3. BÖLÜM

186K 6.7K 2.8K
                                    

(MULTİDE; GECE KARAYEL)
KEYİFLİ OKUMALAR

••

Bir gün uyandığında yapmayı isteyip de yapmadığın şeyler için zamanın kalmadığını öğreneceksin.
-Paulo Coelho

••

Adam gözlerime bakıp benden bir cümle, bir yaşam belirtisi beklerken kitlenmiş gibiydim. Cevap veremiyordum. O gözlerime böyle bakarken ne diyebilirim ki? Üstelik yaptığı ima da sinirlendirmişti beni. Bu adamın karşısında rahatça konuşabilecek cesarette biri var mı ki acaba?

"Konuşuyor musun konuşmuyor musun!" diye sormasıyla kafamı topladım. Neden bu kadar sabırsız? Biraz kendimi toplamama müsade etse konuşacağım zaten. Sesimi bulmak için boğazımı temizledim.

"Ben..." deyip sustum. Bundan ötesi gelmiyordu. Boğazıma bir şey takılmış da konuşmama engel oluyormuş gibi hissettim.

Hadi Işık, hadi sen yaparsın.

Kendi kendime gaz verip bu rahatsız edici adamın karşısında konuşmak için kendimi toparladım.

"Evet, sen..."

Gözleri o kadar dikkatli izliyor  ki beni bir anda paniğe kapıldım. Birisi beni bu kadar uzun süre izlediği zaman heyecan yapıyordum. Ki düşünün karşısınız böyle bi adam var.

"Benim paraya ihtiyacım var."

Esiri olduğum cümle ağzımdan çıkıverdi işte. Şimdi ben onun esiriydim. Adamdan bir cevap beklerken kalbim yerinden çıkacak gibi atıyordu. İyi güzel derdimi söylemiştim ama bu adam hiç de bana yardım edecek gibi görünmüyordu.
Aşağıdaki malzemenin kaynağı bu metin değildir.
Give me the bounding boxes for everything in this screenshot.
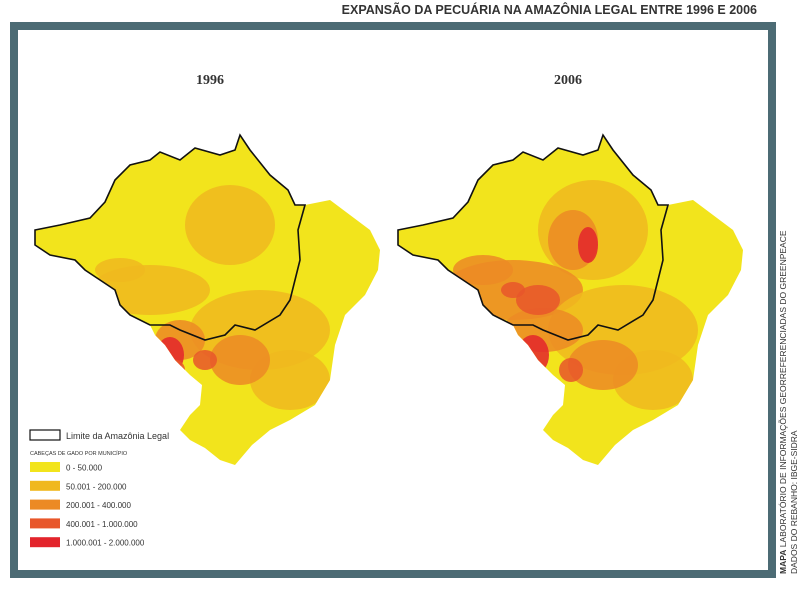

"Bak sen. Ciddi misin?" deyince afalladım. Küçümser tavrı beni şaşırtmamıştı ama cesaretimi kırıyordu. Buraya gelip her para istiyorum diyene elbette para vermiyorlardı. Adam bu tavrında sonuna kadar haklıydı ama yine de
kaşlarım çatıldı.

"Buraya her gelene para veren birine mi benziyorum?" deyince elimde olmadan tekrar onu incelemeye başladım. Kahve rengi saçlar. Koyu kahve gözler. Cevap verememiştim. Bana gözlerini devirmemek için kendini zor tutan bir ifade ile baktı. Hadi ama bu adam ne kadar ürkütücü olduğunu bilmiyor sanırım. Onun karşısında ayakta dikilip kendini ifade edebilmek çok zordu.

"Hayır ama..."

Ama ne? Bana acıyıp para verirsiniz belki mi? Ne diyebilirim ki? Adam haklıydı. Her önüne gelene para vermez ki. Üstelik bana. Yüzde yüz parayı ona geri ödemeyeceğimi düşünmüştü.

"Konuşabilme yetin bile henüz gelişmemişken sana vereceğim parayı geri ödeyeceğinden emin olamıyorum doğrusu."

Bir anda bastıran aşağılanma duygusu yüzünden göz pınarlarım titredi. Bu adamın karşısında kesinlikle ağlamak istemiyordum ama bu benim görünen son ümidimdi. Çaresizdim. Beş kuruş para yoktu elimde. Gözlerim yaşardı ama ağlamayacaktım. Ama tutamadım bir türlü. O birkaç damla yaş süzülüverdi bile yanaklarımdan.

"Benim bu paraya gerçekten ihtiyacım var."

Gözlerimden akan birkaç damla yaşı görmesin diye başını eğmiştim ama titrek sesim beni ele verdi. Hiddetle yerinden kalktı.

"Ağlama!" Kükremesiyle her şey daha korkutucu bir hal aldı. İyi de ağlamıyorum ki ben. Sadece... sinirlerim o kadar yıprandı ki kendimi tutamamıştım.

"Ağlamasana!" Bana yaklaşmaya başlayınca geriye doğru bir adım attım. Onunla çok yakın bulunmak istemiyordum.

Islak göz pınarlarımı parmak boğumlarımla sildim ve başımı kaldırdım. Öfkeli bakıyordu.